Miese Aussichten? Nein!
Hi Raine,

also, das mit den miesen Aussichten für Germanisten stimmt gar nicht, da kann ich Dich beruhigen.

Generell sind die Berufsaussichten momentan nicht soooo rosig. Aber die Chancen der Geisteswissenschaftler steigen. McKinsey z.B. stellt vermehrt GW ein, weil sie gemerkt haben, dass es manchmal zum Lösen von Problemen mehr braucht als ein BWL-Studium, nämlich interdisziplinäres Denken, Allgemeinbildung und eine gewisse Findigkeit.

Ich habe auch Germanistik studiert (Nebenfächer KW und Linguistik) und gerade durch dieses Studium, in dem man alles selbst organisieren muss, viel für später gelernt. Ich bin Journalistin und da ist es z.B. am wichtigsten, NICHT dass man alles weiß, sondern dass man weiß, wo man's nachschlagen kann oder wen man fragen muss. Das habe ich u.a. im Studium gelernt.

Klar sind Praktika ENORM wichtig, man hat ja auch genug Zeit, ist nicht so im Stress wie ein Mediziner oder Jurist. Ich habe von Anfang an Praktika gemacht, insgesamt vier oder fünf, und bin jetzt seit 3,5 Jahren bei dem Arbeitgeber angestellt, bei dem ich mein letztes Praktikum machte. Bin quasi nicht mehr gegangen

Die Frage ist außerdem wohl nicht, was man mit Germanistik alles machen kann, sondern was Du machen willst, oder? Man studiert ja auf ein Berufsziel hin... Danach musst Du dann Deine Praktika ausrichten. Fang ruhig klein an (und fang BALD an), das wird dann von selbst, Eigendynamik entwickelt sich recht schnell, wenn der Anfang gemacht ist.

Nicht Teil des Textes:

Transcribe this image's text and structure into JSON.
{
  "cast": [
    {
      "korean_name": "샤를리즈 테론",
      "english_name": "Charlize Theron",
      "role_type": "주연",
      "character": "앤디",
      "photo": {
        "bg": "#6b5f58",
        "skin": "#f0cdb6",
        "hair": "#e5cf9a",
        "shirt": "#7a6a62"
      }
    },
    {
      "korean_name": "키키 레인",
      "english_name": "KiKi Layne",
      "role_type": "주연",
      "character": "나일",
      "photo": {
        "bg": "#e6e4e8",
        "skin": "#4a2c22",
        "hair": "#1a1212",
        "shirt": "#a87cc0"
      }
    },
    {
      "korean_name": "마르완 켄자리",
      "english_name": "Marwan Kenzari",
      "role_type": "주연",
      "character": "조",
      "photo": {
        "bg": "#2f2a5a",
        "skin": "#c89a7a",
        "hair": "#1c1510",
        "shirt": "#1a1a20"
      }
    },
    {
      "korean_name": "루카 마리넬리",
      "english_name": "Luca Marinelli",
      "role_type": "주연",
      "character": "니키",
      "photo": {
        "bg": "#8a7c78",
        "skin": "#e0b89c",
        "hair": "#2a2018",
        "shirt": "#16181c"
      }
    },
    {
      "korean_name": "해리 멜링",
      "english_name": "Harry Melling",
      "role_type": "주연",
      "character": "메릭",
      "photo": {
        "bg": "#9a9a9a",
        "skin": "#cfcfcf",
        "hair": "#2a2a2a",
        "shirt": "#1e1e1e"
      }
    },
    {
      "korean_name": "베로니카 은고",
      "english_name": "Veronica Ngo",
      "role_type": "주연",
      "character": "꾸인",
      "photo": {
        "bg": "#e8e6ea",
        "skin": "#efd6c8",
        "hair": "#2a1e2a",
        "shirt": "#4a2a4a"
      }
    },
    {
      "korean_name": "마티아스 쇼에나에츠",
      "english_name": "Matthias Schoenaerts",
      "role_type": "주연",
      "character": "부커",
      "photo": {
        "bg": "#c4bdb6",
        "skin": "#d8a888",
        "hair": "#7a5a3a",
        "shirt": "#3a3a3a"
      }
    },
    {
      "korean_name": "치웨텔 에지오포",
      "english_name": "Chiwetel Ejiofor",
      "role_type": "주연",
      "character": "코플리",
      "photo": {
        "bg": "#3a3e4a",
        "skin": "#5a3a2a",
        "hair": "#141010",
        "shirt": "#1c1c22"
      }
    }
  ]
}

Übrigens gab's an meiner Uni eine Studie, in der's darum ging, wie die Chancen von Germanistikstudenten sind. Es kam raus, dass die Magisterkandidaten 2 Jahre nach Abschluss zu 90 % einen Job (und nicht McDonalds) hatten, während es bei den Staatsexamen-Leuten (Lehrer) nur 70 % waren! Klasse, oder?

Wenn Du weitere Fragen hast, ich helfe Dir gerne! Und falls Du ein Praktikum brauchst - werde gleich mal unsere Ausschreibung hier posten...

LG

Val
(valerie@gofeminin.de)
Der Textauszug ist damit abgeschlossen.